Saturday, August 11, 2012

Why We Fundraise



It was a success story right out of a Hollywood script. Working class boy from an industrial neighborhood in Australia makes it big. Scott Neeson loved movies and had a knack for picking winners. He quickly climbed the ranks of the Australian film industry before becoming President of 20th Century Fox in LA. Neeson was responsible for bringing such mega hits to the screen as Titanic, Braveheart, Independence Day, X-Men, Die Another Day and over 100 other films.

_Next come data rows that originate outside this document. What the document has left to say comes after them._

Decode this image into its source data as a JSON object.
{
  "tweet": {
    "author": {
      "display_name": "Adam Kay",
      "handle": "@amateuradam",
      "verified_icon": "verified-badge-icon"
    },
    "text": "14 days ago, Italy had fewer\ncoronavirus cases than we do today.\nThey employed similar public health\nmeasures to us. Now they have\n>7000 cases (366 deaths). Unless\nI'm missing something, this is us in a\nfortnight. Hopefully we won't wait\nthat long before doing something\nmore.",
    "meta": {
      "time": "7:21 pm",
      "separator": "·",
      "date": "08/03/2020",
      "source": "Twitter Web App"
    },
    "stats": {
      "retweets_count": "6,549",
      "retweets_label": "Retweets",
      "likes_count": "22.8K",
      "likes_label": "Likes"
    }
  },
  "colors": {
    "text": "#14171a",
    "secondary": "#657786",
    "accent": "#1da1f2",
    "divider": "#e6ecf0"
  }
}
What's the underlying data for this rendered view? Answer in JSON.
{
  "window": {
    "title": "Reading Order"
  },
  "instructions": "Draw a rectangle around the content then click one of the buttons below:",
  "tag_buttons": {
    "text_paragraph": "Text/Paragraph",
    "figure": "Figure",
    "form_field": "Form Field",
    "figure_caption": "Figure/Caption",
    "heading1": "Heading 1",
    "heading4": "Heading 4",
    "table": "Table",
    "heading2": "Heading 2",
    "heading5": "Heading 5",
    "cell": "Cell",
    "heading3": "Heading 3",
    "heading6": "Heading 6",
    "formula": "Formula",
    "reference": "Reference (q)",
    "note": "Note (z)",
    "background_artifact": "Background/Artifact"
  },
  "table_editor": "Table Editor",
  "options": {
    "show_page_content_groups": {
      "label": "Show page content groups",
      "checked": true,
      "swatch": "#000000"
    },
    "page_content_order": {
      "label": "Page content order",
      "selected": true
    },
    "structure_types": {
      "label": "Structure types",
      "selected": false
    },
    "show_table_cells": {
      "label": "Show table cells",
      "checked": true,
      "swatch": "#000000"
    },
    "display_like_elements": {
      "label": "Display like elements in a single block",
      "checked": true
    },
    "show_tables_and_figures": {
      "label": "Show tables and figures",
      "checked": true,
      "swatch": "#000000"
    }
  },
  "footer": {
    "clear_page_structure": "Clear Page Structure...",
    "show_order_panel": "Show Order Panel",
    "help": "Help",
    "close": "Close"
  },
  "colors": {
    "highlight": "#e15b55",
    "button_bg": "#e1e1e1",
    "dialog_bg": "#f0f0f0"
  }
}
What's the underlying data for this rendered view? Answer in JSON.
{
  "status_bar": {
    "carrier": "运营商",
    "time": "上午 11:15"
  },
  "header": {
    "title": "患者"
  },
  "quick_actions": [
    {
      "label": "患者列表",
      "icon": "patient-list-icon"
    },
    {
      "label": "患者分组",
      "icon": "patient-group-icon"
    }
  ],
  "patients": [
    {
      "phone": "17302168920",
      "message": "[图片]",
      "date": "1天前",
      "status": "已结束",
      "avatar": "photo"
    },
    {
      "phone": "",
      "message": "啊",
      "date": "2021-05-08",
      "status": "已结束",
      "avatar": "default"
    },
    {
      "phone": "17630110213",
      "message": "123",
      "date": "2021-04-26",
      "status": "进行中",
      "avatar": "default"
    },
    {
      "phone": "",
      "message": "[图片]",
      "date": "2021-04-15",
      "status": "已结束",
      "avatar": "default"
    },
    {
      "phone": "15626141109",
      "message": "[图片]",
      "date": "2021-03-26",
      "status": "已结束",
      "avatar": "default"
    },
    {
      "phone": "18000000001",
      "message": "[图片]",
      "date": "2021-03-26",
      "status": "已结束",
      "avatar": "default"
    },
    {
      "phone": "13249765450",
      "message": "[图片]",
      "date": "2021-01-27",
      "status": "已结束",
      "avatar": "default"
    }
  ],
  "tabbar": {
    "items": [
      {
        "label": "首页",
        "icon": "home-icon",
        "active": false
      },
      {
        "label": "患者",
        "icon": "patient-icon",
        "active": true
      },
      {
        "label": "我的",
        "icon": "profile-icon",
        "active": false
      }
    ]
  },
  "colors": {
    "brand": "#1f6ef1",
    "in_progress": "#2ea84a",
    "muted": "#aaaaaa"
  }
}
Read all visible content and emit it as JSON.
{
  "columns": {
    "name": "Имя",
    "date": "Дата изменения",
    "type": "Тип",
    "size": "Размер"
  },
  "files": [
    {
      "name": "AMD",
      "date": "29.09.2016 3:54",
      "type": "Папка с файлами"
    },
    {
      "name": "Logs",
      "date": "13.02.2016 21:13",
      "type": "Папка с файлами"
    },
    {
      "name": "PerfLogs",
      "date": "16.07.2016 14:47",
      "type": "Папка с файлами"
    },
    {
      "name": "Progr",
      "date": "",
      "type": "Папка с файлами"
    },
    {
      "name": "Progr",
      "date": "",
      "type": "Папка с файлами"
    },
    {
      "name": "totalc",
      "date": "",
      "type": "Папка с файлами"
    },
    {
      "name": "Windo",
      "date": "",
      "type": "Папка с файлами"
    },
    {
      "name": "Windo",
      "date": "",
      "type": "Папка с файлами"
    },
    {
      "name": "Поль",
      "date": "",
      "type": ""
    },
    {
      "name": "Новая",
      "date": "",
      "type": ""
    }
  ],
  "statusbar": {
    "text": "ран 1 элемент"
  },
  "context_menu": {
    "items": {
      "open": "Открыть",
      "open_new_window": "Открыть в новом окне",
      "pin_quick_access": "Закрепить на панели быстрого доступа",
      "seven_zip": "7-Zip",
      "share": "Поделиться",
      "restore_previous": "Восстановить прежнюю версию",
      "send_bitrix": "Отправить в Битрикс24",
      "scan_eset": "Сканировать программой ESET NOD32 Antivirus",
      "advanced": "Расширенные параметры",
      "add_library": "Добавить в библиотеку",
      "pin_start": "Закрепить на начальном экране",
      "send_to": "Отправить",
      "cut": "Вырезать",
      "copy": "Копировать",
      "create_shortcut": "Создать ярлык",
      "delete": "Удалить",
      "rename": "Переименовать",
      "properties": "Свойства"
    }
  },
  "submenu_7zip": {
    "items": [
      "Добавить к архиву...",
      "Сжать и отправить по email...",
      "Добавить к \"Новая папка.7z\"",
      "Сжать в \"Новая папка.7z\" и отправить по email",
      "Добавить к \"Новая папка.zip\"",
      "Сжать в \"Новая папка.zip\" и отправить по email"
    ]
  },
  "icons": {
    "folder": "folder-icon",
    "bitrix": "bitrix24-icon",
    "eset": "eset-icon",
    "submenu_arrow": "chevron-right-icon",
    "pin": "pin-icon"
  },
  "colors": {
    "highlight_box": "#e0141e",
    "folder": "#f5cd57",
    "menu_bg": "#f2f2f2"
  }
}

But in 2003 as he was about to transition to a new position at Sony Pictures, Scott decided to take some time off and visit Southeast Asia. Invited by a resident of Phnom Penh, Cambodia to visit Steung Meanchey, a stinking, fetid shanty town perched atop a toxic landfill, Neeson's life was about to flip 180 degrees. Picking through the rotting waste and mountainous garbage were scores of desperately poor Cambodians searching for recyclables that could be turned in for pennies on the pound. Most heartbreaking, many of the pickers were children - clad in tatters, filthy, and wearing the sullen mask of despair.
Neeson and friend at Steung Meanchey, Cambodia

But Neeson's transformation of spirit was launched by an ironic, movie script like incident that took place as he stood ankle-deep in trash that day. He had just received a call on his cell phone from the agent of a Hollywood superstar. The agent was railing against Neeson because his client would not be receiving adequate in-flight entertainment on the private jet that Sony Pictures had provided him. As described in a recent article in The Christian Science Monitor, "Neeson overheard the actor griping in the background. 'My life wasn't meant to be this difficult.' Those were his exact words," Neeson says. "I was standing there in that humid, stinking garbage dump with children sick with typhoid, and this guy was refusing to get on a Gulfstream IV because he couldn't find a specific item onboard," he recalls. "If I ever wanted validation I was doing the right thing, this was it."

Inspired by the staggering needs of the Steung Meanchey community and in stark contrast with that recent hedonistic exhibition of shallow excess, Neeson spent the rest of his holiday considering the creation of what would soon become the Cambodian Children's Fund (CCF). Within a year he had chucked his highflying executive career with his $1 million salary, and sold his home, boats and cars. He even held a giant garage sale to help him jettison all the detritus that before had seemed important indicators of his success.

Today, Cambodian Children's Fund provides refuge, education and medical treatment for hundreds of children across five separate facilities. Nearly two-thirds of these students once lived and worked in Steung Meanchey, picking plastic and metal out of the mountains of burning, hazardous waste and selling them to local recycling centers. CCF has even opened a bakery and restaurant to offer vocational training to older students and unemployed youth living in the area. Future plans include additional Satellite Schools throughout the village. The following three minute video gives an overview of their work.


This is why we fundraise.

It's to support courageous visionaries such as Scott Neeson. It is to ensure the children of Cambodia, Mawali, Santa Domingo, or Tennessee have a better life. It is to benefit those who are powerless, victimized, without hope. It is to provide a better life, an education, a chance to be a future leader to those who might otherwise be no more than a sad statistic. That is why we fundraise. And if we forget, think of Scott Neeson and his children of Steung Meanchey. Think of the children on the dumps of Changde, China, Lagos, Nigeria, Jakarta, Indonesia, Sidon, Lebanon, New Delhi, India, Lima, Peru, or Port-au-Prince, Haiti. Because at each of these dumps --the largest trash heaps in the world-- each one is being "worked" by thousands of children, trying to stay alive. This is why we fundraise.